Greenspan vs. Bush

Rate cut: Federal Reserve chairman acts to ease fears of recession -- and need for a tax cut.

January 08, 2001

EVEN BEFORE taking office, President-elect George W. Bush has been busy campaigning for his massive, $1.6 trillion tax cut plan.

The Bush team has put out distinctly gloomy views of the country's economic slowdown, ominously talking about a pending recession. "Bold action" is needed, the president-elect said. Read that to mean "tax cuts."

But Mr. Bush failed to persuade Alan Greenspan to join the chorus of doomsayers. The Federal Reserve chairman sees a slowing economy that still lacks key recessionary indicators.

Last week's interest-rate cut underscores Mr. Greenspan's ability to react rapidly. He sent a message that monetary policy set by the Fed, not the president's fiscal policy, is the best vehicle for managing a volatile economy.

The impact of a tax cut can take a year to be felt; the Fed's rate cuts have an effect immediately.

Mr. Bush and Mr. Greenspan disagree on the need for a huge tax cut. The Fed chairman fears this could re-ignite inflation and turn surplus to deficit. He prefers using the surplus to pay down the national debt.
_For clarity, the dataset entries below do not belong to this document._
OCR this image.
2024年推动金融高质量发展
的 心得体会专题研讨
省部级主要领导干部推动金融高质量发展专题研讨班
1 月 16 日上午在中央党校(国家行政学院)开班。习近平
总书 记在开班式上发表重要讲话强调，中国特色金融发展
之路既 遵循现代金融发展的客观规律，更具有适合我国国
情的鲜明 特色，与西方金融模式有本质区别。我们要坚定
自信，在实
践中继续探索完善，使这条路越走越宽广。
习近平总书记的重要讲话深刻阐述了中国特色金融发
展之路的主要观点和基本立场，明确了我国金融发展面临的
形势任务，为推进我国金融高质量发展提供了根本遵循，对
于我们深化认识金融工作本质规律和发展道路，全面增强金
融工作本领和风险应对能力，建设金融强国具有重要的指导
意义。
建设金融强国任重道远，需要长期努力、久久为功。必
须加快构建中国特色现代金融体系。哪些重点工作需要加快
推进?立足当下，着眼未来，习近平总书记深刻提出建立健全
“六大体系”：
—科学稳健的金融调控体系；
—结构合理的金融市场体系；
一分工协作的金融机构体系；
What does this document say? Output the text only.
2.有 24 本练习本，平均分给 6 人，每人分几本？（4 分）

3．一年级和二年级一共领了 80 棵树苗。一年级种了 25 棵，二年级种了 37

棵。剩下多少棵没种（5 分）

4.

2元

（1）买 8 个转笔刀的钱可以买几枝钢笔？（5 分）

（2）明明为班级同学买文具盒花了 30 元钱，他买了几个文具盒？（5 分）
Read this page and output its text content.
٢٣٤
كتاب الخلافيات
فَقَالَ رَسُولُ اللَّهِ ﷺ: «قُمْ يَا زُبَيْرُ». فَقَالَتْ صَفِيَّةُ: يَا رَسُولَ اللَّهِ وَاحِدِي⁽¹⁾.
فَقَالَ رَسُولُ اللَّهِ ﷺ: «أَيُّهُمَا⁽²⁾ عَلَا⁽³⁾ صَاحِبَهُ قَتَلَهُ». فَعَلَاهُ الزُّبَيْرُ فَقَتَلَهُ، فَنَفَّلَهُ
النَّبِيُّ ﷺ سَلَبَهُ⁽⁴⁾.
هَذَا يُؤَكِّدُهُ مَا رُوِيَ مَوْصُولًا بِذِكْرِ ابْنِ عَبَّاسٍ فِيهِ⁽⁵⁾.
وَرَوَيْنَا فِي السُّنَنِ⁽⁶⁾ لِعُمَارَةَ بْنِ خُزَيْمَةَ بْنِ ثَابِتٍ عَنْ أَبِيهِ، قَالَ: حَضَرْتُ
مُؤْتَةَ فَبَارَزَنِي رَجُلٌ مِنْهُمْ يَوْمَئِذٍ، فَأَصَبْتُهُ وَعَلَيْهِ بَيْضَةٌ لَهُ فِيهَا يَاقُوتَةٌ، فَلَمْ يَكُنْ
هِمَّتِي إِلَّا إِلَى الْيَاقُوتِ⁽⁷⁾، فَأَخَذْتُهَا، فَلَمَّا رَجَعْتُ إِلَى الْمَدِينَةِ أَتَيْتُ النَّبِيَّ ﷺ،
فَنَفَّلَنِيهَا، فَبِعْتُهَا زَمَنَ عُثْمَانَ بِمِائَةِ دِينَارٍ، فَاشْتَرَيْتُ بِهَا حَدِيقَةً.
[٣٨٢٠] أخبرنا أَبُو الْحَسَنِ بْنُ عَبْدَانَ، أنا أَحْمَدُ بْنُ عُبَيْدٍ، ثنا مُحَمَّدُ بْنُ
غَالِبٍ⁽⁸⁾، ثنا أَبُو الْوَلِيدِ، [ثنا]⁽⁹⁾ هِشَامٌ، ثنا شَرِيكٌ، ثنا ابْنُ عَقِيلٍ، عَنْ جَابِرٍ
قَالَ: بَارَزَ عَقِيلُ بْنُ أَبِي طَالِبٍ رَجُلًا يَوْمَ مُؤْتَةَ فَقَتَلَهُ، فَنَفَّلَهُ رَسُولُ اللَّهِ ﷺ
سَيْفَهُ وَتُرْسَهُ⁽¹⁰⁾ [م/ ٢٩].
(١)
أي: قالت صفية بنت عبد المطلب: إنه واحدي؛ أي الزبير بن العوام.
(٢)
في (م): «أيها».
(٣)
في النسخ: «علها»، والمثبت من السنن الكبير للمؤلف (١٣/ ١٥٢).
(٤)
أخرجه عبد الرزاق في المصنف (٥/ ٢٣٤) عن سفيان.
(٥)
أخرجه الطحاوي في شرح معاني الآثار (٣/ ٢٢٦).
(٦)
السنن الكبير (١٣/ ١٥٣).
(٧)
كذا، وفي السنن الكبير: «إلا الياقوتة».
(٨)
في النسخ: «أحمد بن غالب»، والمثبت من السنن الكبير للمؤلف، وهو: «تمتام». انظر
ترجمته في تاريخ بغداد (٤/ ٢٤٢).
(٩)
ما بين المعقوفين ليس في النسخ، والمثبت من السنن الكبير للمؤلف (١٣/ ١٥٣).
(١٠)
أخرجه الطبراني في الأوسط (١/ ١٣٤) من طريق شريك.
The latest economic numbers are hardly alarming. New home sales dropped again in November, but 2000 should be the second-best year ever. Job-creation slowed in December, but 2000 still finished with the economy adding 1.9 million positions.

Manufacturers and retailers are showing stress, though. The auto industry is laying off workers and shutting plants temporarily. Demand isn't what it was just six months ago.

One economist warns of a "speed bump" in the economy. That could mean the Fed will loosen lending rates frequently to ensure a "soft landing."

But Mr. Greenspan refuses to panic. The president-elect would be wise to follow the savvy Fed chairman's lead.